Find More Such tutorials

Generic selectors
Exact matches only
Search in title
Search in content
Post Type Selectors
Search in posts
Search in pages

That's how we learned about Gini index vs Entropy

That’s all for this mini tutorial. To sum it up, we learned about Gini index vs Entropy.

Hope it was easy, cool and simple to follow. Now it’s on you.

10 Responses

    1. Hi Audrea,

      We are glad you found this information useful.
      You can find more such articles by using the search option. Just type in the keywords and you’ll get best data science and python tutorials in the results.

      Best Regards,
      thatascience team

  1. Intriguing post. I’ve been pondering about this issue, so
    a debt of gratitude is in order for posting.
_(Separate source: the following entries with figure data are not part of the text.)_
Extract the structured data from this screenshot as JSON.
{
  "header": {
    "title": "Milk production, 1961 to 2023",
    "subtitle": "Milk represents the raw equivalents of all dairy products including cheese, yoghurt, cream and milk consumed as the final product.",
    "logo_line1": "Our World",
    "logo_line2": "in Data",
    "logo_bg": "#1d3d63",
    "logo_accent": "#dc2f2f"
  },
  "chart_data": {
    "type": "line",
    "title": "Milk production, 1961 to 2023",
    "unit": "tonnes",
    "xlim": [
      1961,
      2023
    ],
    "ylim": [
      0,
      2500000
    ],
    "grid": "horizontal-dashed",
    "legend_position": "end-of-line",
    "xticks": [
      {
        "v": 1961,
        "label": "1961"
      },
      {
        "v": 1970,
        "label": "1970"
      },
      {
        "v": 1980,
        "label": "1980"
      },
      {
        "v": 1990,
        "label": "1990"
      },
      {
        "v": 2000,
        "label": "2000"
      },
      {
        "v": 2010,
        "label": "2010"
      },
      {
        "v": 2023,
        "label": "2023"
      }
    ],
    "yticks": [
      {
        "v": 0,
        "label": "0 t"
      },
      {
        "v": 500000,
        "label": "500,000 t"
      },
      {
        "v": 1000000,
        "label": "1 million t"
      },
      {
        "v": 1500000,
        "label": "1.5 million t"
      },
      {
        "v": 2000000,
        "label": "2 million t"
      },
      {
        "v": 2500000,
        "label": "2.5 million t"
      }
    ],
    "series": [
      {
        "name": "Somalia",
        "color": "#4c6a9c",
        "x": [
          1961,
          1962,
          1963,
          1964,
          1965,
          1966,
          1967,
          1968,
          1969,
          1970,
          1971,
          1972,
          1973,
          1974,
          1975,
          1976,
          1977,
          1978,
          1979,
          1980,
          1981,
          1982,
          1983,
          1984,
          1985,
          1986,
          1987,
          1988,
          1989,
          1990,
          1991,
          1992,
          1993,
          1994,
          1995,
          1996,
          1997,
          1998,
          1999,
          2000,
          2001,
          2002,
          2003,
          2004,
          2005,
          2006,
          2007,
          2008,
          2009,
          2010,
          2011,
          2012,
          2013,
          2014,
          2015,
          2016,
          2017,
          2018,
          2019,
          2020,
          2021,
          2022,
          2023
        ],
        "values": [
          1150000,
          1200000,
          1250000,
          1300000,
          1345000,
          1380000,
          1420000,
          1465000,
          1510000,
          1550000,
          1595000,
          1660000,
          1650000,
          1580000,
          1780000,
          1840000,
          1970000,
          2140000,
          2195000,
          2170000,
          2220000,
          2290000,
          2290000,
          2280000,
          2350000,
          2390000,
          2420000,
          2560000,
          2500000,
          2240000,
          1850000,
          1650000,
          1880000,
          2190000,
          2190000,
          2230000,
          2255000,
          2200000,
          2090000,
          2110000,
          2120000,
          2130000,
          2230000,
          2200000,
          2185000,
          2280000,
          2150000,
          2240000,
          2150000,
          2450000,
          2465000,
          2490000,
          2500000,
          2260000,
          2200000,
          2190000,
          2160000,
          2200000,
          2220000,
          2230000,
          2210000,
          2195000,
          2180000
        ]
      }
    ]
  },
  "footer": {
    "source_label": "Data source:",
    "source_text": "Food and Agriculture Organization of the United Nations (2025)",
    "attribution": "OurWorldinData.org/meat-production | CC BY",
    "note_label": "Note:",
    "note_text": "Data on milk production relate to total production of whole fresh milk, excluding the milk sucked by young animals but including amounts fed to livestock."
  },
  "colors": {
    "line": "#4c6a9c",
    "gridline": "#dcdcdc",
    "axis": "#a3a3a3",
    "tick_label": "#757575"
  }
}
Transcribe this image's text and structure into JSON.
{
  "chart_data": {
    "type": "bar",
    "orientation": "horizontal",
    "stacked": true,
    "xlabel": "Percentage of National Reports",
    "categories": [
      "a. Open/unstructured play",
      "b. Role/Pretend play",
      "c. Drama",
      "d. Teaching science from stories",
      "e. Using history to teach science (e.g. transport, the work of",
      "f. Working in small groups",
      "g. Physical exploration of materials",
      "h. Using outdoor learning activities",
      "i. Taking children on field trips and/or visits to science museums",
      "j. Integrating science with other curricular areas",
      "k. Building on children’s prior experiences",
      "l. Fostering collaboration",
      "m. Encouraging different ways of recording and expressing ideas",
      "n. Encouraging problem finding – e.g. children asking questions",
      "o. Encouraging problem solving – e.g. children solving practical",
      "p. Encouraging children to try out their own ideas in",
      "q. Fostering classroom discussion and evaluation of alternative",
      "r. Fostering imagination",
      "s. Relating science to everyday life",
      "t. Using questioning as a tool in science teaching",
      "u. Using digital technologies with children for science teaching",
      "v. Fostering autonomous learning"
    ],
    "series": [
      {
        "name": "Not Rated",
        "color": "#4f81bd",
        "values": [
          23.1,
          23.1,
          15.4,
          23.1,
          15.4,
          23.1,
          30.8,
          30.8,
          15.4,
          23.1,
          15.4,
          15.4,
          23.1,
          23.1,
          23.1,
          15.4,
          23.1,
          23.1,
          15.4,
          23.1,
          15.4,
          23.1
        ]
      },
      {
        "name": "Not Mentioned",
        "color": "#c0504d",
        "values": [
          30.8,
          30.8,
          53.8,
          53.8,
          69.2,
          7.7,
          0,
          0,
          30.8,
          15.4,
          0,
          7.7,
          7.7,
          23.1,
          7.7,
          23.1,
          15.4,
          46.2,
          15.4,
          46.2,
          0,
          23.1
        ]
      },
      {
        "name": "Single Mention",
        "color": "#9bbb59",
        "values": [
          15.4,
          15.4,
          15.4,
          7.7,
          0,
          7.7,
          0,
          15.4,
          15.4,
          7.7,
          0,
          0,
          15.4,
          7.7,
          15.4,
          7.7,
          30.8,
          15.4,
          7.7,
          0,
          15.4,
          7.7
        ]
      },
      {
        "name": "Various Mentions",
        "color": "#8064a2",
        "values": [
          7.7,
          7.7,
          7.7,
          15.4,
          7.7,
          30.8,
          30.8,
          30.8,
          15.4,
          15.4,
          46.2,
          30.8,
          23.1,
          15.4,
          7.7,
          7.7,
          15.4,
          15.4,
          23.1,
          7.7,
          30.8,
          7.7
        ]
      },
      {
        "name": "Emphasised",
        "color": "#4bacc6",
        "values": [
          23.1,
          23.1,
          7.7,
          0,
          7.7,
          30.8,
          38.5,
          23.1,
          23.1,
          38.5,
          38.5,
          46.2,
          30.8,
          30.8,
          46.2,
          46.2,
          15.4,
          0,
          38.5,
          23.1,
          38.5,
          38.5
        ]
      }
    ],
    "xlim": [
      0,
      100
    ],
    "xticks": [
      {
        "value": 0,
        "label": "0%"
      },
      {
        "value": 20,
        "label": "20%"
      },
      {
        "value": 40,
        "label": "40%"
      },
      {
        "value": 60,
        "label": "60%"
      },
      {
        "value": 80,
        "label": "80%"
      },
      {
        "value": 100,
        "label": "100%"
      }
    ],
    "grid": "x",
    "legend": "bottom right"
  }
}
Entirely cool post.

    It ‘s extremely exceptionally decent and Useful post. Thanks!

    Best regards,
    Balle Valenzuela

    1. Hi Balle,

      It’s gives immense pleasure to see your beautiful comment.
      More such tutorials being added every week.

      Best Regards,
      thatascience team

  2. Exceptional read, Positive site, where diyou u come up with all the
    information on this posting? I’ve read a few of
    the posts on your website now, and I really like your style.

    Best regards,
    Harrell Cannon

    1. Hello Harrell,

      Thanks a lot for your beautiful words. Makes the whole team happy. A lot of research goes into making articles. Books, videos, tutorials etc are used to research the theory.
      We’ll be coming up with new informative articles. Feel free to write to us if you want article on a topic.

      Thanks and Regards,
      team thatascience

Leave a Reply

Your email address will not be published.